Democrat members of the US Senate have written to Administrator Pruitt, expressing their concerns about the future of the CPP; and, demanding responses from EPA regarding EPA decisions relating to the future of the CPP.

It is becoming increasingly clear that the effort to rescind the CPP will be challenged as long as the Endangerment Finding remains in place. Therefore, as difficult as it might appear, the Endangerment Finding must be challenged; and, either substantially revised or rescinded.

Recent climate research suggests that climate sensitivity to increased atmospheric CO2 concentrations is at the lower end of the range of values estimated by the IPCC, or even below that range. These results suggest that humanity is not as “endangered” as the studies used to support the 2009 EPA Endangerment Finding indicated.

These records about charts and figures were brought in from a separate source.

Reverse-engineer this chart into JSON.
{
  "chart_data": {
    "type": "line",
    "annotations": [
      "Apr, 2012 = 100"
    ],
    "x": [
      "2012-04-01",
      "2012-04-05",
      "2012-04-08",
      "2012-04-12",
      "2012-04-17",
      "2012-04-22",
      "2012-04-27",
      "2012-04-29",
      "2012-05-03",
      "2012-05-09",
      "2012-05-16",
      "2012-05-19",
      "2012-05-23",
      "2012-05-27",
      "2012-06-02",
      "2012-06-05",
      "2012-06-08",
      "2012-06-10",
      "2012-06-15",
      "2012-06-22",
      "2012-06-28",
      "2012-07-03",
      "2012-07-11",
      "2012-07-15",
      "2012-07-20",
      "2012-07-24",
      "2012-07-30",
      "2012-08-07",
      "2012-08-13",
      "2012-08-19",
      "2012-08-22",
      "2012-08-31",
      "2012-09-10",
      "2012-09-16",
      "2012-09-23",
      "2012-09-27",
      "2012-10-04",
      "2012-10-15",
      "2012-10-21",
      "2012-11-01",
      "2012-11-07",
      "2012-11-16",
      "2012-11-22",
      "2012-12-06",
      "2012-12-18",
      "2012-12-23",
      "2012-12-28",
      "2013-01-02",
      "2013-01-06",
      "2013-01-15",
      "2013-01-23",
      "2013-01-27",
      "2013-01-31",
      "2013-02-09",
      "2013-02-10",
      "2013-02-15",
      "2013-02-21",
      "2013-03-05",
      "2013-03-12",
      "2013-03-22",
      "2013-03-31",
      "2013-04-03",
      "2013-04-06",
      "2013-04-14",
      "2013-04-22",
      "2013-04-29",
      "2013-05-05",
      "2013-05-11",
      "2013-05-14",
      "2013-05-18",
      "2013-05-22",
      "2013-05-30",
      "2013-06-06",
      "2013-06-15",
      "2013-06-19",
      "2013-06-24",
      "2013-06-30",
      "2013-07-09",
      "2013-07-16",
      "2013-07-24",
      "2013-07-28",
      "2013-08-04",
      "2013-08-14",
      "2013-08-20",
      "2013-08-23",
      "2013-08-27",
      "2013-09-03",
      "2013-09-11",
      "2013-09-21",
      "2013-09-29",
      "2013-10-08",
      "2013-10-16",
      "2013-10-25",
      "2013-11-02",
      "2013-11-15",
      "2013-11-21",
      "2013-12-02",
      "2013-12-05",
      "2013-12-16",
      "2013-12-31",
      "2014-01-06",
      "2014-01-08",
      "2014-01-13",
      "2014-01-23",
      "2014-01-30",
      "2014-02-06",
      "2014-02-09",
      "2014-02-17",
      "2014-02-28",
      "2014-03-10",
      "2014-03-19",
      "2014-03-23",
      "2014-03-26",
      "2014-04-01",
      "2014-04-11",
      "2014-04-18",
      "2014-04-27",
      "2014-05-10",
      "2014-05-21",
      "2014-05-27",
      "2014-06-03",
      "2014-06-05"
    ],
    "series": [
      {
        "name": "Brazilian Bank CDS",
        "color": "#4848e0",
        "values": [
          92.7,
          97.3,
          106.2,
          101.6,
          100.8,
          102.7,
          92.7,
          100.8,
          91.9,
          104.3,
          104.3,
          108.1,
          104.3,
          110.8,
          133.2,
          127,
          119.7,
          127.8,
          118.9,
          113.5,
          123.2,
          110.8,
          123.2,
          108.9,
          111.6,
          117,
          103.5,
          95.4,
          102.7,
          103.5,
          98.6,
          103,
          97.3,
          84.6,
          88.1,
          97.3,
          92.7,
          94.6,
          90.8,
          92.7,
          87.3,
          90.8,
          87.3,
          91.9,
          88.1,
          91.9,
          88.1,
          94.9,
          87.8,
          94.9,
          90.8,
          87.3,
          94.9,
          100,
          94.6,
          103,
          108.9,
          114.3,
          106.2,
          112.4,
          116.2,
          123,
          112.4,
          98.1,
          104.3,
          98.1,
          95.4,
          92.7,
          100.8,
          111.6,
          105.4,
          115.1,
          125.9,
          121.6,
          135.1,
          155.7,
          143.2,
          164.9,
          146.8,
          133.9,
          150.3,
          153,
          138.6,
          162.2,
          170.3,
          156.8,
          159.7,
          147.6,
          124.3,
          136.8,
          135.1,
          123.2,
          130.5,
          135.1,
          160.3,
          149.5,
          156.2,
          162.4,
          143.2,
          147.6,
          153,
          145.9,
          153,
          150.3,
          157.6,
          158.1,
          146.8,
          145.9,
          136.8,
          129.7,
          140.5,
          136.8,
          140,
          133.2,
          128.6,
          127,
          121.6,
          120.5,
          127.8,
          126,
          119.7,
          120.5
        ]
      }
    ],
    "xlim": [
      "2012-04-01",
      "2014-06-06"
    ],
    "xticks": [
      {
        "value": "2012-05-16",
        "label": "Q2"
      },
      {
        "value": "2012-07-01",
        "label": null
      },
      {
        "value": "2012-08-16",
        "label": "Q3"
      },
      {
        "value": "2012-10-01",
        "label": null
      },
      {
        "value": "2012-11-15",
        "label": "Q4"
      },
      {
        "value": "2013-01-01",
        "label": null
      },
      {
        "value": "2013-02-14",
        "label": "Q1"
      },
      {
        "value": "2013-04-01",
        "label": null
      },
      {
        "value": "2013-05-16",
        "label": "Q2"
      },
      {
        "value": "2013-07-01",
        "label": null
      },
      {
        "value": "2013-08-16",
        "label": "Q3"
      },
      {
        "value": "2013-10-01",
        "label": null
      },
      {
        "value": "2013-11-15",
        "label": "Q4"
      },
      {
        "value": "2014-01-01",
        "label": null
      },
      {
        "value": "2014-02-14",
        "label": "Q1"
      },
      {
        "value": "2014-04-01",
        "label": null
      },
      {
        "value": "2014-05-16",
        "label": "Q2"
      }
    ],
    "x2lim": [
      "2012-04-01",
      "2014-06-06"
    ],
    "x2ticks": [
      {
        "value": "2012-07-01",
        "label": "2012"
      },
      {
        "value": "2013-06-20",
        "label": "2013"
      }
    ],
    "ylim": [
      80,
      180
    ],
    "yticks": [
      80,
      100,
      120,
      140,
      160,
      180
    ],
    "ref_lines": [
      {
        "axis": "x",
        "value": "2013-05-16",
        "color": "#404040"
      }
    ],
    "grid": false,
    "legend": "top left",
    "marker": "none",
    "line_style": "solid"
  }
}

Therefore, it appears that the first approach to revising or rescinding the EPA Endangerment Finding should be a thorough review of the recent climate sensitivity research by non-EPA “tiger teams”, to determine whether the “endangerment” identified by EPA is real and of sufficient magnitude to justify regulatory programs such as the CPP.

Absent the requirements of the CPP, electric utilities and non-utility power plant owners and the state utility commissions which regulate them would be free to continue to pursue expanded natural gas combined-cycle power plant and renewable generation options, applying Best Available Current Technology, consistent with maintaining system reliability and controlling consumer energy costs.